Transfecting genes into tumors, to upregulate major histocompatibility complex (MHC) class I and class II molecules and inhibit MHC class II associated invariant chain (Ii), induces a potent anti-tumor immune response when preceded by tumor irradiation, in murine RM-9 prostate carcinoma. The transfected genes are cDNA plasmids for interferon-gamma (pIFN-gamma), MHC class II transactivator (pCIITA), an Ii reverse gene construct (pIi-RGC), and a subtherapeutic dose of adjuvant IL-2 (pIL-2). Responding mice rejected challenge with parental tumor and demonstrated tumor-specific cytotoxic T lymphocytes (CTLs). We have extended our investigation to determine the relative roles of each one of the four plasmids pIFN-gamma, pCIITA, pIi-RGC, and pIL-2 in conjunction with radiation for the induction of a curative immune response. Upregulation of MHC class I with pIFN-gamma or class II with pCIITA, separately, does not lead to a complete response even if supplemented with pIL-2 or pIi-RGC. An optimal and specific antitumor response is achieved in more than 50% of the mice when, after tumor irradiation, tumor cells are converted in situ to a MHC class I+/class II+/Ii- phenotype with pIFN-gamma, pCIITA, pIi-RGC, and pIL-2. We demonstrate further that both CD4+ helper T cells and CD8+ cytotoxic T cells are essential for induction of an antitumor response because in vivo depletion of either subset abrogates the response.
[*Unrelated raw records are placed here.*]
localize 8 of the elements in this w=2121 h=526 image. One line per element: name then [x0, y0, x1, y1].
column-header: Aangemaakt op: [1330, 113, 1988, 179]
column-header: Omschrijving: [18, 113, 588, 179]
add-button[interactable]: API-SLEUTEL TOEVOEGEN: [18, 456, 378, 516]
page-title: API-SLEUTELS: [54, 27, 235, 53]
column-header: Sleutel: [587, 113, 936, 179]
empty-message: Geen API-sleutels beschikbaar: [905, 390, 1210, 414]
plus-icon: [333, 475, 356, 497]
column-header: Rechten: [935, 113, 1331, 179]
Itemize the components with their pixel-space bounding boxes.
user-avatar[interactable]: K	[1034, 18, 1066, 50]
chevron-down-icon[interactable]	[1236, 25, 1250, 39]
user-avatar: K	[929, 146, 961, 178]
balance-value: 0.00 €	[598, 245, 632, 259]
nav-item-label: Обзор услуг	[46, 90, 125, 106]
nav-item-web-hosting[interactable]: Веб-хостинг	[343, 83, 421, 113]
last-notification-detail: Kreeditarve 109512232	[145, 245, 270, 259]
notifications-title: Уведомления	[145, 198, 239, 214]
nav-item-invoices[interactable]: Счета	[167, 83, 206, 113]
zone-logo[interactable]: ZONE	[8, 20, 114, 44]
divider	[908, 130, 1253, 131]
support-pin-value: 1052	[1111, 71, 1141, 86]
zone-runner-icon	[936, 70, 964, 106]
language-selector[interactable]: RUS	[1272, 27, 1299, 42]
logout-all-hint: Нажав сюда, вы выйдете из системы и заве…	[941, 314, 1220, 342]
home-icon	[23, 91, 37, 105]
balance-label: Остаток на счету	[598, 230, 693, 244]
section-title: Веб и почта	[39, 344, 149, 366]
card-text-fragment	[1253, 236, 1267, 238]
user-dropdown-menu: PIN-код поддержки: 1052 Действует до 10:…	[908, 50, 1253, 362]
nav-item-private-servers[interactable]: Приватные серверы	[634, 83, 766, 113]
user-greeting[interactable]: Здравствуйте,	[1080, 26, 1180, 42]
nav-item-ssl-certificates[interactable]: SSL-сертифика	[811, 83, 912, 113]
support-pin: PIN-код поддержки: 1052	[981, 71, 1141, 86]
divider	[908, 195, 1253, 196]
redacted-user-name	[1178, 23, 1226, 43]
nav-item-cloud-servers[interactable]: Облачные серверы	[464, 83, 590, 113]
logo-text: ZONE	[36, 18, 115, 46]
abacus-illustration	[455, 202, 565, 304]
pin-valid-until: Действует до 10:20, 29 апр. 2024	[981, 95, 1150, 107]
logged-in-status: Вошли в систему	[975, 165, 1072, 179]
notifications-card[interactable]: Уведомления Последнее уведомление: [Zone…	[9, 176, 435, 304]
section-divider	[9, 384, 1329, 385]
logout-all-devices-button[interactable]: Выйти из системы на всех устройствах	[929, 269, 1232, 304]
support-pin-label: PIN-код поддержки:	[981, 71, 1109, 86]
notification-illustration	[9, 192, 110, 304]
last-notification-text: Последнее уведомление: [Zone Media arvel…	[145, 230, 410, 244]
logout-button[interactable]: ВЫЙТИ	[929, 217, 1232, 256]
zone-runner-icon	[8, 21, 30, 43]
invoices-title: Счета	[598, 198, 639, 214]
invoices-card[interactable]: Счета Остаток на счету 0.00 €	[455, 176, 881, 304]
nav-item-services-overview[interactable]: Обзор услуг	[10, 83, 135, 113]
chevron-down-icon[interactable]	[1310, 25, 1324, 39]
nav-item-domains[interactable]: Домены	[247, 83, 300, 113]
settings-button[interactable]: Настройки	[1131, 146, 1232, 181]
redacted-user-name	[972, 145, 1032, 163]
The radiation contributes to the gene therapy by causing tumor debulking and increasing the permeability of tumors to infiltration of inflammatory cells.

Turning tumor cells in situ into T-helper cell-stimulating, MHC class II tumor epitope-presenters: immuno-curing and immuno-consolidation

Immunological control or cure of tumors depends on initiating a robust T helper cell response to MHC class II epitopes of tumor-associated antigens. T helper cells regulate the potency of cytotoxic T lymphocyte and antibody responses. We have developed a novel approach to stimulate T helper cells by converting tumor cells into MHC class II molecule-positive, antigen presenting cells. Furthermore, using antisense methods, we suppress expression of the Ii protein, that normally blocks the antigenic peptide binding site of MHC class II molecules during synthesis in the endoplasmic reticulum. In such gene-engineered tumor cells, the MHC class II molecules pick up antigenic peptides, which have been transported into the endoplasmic reticulum for binding to MHC class I molecules. All nucleated cells create such "surveys of self" to detect viral or malignant transformation. Our method extends that survey of self to MHC class II endogenous tumor-associated antigens. Simultaneous presentation of tumor antigens by both MHC class I and II generates a robust and long-lasting antitumor immune response. Injecting murine tumors with genes, which induce MHC class II molecules and suppress Ii protein, cures a significant number of animals with renal and prostate tumors. We have developed analogous human gene vectors that are suitable for most patients and cancers, because they are monomorphic and active in all HLA-DR alleles. We review our findings, and analyze remaining issues for preclinical study and the design of clinical trials.